Они сидели молча, выжидая, но он больше ничего не сказал. И тут они увидели, что он плачет. Лицо его не изменило выражения, но слеза – единственная, – жемчужно отсвечивая, упала на иссохшие руки. Он смотрел на нее, словно не понимая, что это такое. Потом сказал:

– Он был мне хорошим сыном. Было время, когда он уехал в колледж, в Лондон, мы утратили связь. Он писал нам письма – матери и мне, но домой не вернулся. Но все эти последние годы, теперь, когда я один, он обо мне очень заботится. Я не жалуюсь. Я думаю, он оставил мне сколько-то денег, и пенсию я получаю. Но очень тяжело, когда молодые уходят первыми. И кто теперь будет за мной приглядывать?

Дэлглиш тихо сказал:

– Нам надо осмотреть его комнату, проверить документы. Комната заперта?

– Заперта? Зачем ее запирать? Никто туда не заходил, только Эдвин.

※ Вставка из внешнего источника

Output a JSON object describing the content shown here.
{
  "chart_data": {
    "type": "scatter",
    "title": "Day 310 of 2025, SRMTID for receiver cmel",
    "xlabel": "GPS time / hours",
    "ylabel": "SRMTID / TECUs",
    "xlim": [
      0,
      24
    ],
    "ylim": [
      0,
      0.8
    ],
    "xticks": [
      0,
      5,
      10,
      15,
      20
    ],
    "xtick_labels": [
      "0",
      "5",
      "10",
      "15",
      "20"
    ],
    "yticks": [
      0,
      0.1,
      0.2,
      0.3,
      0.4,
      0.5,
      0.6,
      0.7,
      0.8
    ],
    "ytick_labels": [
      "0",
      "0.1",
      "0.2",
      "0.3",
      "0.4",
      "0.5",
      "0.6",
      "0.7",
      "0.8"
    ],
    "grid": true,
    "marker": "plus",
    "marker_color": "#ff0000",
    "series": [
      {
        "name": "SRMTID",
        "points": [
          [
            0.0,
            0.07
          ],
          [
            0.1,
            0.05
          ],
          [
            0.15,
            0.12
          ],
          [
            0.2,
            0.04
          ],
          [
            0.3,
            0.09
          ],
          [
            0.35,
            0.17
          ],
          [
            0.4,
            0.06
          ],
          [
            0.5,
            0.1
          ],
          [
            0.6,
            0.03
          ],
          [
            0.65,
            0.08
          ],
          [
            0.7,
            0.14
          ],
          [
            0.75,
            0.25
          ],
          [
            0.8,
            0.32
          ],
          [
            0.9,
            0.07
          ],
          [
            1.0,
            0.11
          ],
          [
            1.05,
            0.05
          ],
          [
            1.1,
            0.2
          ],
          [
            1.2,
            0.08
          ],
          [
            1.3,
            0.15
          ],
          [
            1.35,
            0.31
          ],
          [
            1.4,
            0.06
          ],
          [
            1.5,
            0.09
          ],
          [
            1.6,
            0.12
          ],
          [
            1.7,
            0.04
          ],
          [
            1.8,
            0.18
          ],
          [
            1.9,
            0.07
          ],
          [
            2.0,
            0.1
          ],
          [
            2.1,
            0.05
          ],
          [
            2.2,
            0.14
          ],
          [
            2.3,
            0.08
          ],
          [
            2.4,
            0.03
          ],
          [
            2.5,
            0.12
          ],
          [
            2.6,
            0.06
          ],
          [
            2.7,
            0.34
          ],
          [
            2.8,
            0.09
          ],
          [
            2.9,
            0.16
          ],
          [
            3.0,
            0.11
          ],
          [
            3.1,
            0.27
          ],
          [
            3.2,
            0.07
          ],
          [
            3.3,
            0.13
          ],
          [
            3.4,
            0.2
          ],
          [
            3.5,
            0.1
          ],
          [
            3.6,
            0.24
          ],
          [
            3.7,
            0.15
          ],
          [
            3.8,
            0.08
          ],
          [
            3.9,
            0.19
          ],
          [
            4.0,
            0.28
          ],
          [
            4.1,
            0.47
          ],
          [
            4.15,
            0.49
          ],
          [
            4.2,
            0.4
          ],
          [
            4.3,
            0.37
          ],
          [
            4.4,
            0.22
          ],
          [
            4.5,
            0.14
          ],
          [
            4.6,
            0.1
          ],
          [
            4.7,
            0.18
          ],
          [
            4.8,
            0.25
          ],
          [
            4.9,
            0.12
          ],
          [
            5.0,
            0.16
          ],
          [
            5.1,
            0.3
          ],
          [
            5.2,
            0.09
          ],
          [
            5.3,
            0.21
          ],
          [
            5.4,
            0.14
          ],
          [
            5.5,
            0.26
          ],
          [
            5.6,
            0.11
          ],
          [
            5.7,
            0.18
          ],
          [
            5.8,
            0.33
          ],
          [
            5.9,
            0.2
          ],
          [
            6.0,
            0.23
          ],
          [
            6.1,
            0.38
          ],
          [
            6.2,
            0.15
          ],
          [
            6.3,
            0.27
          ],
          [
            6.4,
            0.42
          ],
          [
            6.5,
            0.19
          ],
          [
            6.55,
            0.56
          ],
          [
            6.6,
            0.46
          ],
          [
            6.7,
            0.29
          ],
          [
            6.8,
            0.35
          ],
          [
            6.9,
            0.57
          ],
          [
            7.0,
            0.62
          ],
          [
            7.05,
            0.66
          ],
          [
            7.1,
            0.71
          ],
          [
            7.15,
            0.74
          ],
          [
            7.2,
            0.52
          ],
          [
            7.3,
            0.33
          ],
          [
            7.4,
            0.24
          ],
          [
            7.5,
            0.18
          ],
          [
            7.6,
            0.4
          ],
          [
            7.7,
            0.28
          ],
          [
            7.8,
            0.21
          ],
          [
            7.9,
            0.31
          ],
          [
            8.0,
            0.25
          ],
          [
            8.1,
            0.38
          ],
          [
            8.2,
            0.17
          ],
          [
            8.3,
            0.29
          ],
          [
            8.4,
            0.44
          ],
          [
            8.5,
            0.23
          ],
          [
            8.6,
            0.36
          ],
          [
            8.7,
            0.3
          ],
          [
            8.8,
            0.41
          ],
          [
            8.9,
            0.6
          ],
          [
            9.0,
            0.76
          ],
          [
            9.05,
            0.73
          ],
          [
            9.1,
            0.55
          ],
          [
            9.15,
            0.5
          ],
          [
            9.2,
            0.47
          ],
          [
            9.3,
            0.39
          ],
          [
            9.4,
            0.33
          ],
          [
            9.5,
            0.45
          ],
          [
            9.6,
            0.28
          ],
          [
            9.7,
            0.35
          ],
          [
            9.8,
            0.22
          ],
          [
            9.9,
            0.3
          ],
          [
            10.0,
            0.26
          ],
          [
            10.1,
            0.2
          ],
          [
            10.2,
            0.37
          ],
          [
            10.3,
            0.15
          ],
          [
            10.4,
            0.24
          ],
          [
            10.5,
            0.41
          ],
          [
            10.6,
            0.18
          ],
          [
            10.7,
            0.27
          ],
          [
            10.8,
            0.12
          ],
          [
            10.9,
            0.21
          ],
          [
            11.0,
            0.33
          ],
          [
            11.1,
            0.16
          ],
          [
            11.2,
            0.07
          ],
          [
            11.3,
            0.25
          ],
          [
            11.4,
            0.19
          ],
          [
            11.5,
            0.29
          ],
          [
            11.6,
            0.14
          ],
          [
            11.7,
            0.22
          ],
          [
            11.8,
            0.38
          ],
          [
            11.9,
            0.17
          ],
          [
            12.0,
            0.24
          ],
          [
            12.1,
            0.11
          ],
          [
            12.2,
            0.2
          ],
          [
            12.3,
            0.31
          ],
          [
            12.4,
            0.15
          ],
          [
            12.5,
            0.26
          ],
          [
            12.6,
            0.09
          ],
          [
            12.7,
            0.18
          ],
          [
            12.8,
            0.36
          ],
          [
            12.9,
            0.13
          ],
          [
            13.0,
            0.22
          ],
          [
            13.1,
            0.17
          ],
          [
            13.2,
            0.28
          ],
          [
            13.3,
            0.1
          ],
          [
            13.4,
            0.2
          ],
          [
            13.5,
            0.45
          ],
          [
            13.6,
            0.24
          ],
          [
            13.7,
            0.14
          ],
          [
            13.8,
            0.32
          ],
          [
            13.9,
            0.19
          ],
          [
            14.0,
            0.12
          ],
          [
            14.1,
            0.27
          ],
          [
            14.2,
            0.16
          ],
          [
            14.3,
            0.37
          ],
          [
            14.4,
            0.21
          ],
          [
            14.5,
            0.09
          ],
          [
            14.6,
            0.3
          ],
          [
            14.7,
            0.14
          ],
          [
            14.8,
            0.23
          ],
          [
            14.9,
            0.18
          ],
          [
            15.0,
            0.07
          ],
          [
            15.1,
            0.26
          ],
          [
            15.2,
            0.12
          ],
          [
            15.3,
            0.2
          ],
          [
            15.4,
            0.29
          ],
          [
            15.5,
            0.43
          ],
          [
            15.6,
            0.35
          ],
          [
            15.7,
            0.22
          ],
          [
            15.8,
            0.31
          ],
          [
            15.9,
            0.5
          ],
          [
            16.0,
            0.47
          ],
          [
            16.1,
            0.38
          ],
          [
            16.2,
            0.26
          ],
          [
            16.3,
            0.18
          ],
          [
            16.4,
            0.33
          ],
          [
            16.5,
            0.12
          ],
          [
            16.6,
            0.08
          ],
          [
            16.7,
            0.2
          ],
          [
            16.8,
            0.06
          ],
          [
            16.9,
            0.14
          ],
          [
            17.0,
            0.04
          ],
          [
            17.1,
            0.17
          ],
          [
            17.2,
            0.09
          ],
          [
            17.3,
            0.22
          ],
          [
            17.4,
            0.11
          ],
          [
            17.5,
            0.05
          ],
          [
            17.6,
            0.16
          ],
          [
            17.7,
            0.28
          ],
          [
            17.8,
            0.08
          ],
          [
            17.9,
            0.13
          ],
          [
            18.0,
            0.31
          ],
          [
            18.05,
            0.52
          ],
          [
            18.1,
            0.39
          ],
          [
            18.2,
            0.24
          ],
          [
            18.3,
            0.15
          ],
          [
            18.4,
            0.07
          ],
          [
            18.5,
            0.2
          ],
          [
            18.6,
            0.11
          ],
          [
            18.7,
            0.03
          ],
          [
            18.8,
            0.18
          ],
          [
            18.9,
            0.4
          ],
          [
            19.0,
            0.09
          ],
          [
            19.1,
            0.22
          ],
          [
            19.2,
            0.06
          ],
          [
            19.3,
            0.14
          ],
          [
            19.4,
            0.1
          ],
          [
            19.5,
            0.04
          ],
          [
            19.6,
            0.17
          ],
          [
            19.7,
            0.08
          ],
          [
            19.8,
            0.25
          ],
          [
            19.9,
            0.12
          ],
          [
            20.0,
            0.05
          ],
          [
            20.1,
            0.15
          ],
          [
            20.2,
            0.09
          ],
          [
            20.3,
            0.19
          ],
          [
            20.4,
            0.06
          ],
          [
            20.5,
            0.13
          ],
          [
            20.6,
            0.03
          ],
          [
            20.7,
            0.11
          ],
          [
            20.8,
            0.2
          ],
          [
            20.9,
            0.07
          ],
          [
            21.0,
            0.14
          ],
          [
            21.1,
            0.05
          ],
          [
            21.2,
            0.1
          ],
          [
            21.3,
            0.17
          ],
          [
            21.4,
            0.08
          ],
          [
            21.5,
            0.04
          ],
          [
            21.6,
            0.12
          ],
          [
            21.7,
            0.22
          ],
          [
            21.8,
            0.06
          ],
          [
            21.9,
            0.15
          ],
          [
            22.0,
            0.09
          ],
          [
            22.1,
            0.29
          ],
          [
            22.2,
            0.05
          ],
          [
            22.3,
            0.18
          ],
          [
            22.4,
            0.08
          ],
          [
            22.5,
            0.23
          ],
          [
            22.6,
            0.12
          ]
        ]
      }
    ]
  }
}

Дэлглиш кивнул Мэссингему, и тот вышел – позвать миссис Суоффилд. Потом они отправились наверх.

Глава 2

Комната была длинная, с низким потолком и белеными стенами; окно в створной раме выходило на прямоугольную, заросшую нестриженой травой лужайку, а за ней виднелась пара старых суковатых яблонь, ветви которых гнулись под тяжестью плодов, сверкающих золотом и яркой зеленью в лучах осеннего солнца; разросшаяся живая изгородь была усыпана ягодами, а дальше за всем этим высилась ветряная мельница. Даже в приветливом свете послеполуденного солнца мельница представала меланхолическим реликтом былой красоты и силы. Краска хлопьями осыпалась со стен, а огромные крылья с разошедшимися, словно гнилые зубы, а кое-где и выпавшими планками тяжело и неподвижно зависли в неспокойном осеннем воздухе. За мельницей тянулись поля – бесчисленные акры черной почвы Болот, разделенные дамбами вывернутые осенней вспашкой жирные комья земли поблескивали в солнечных лучах.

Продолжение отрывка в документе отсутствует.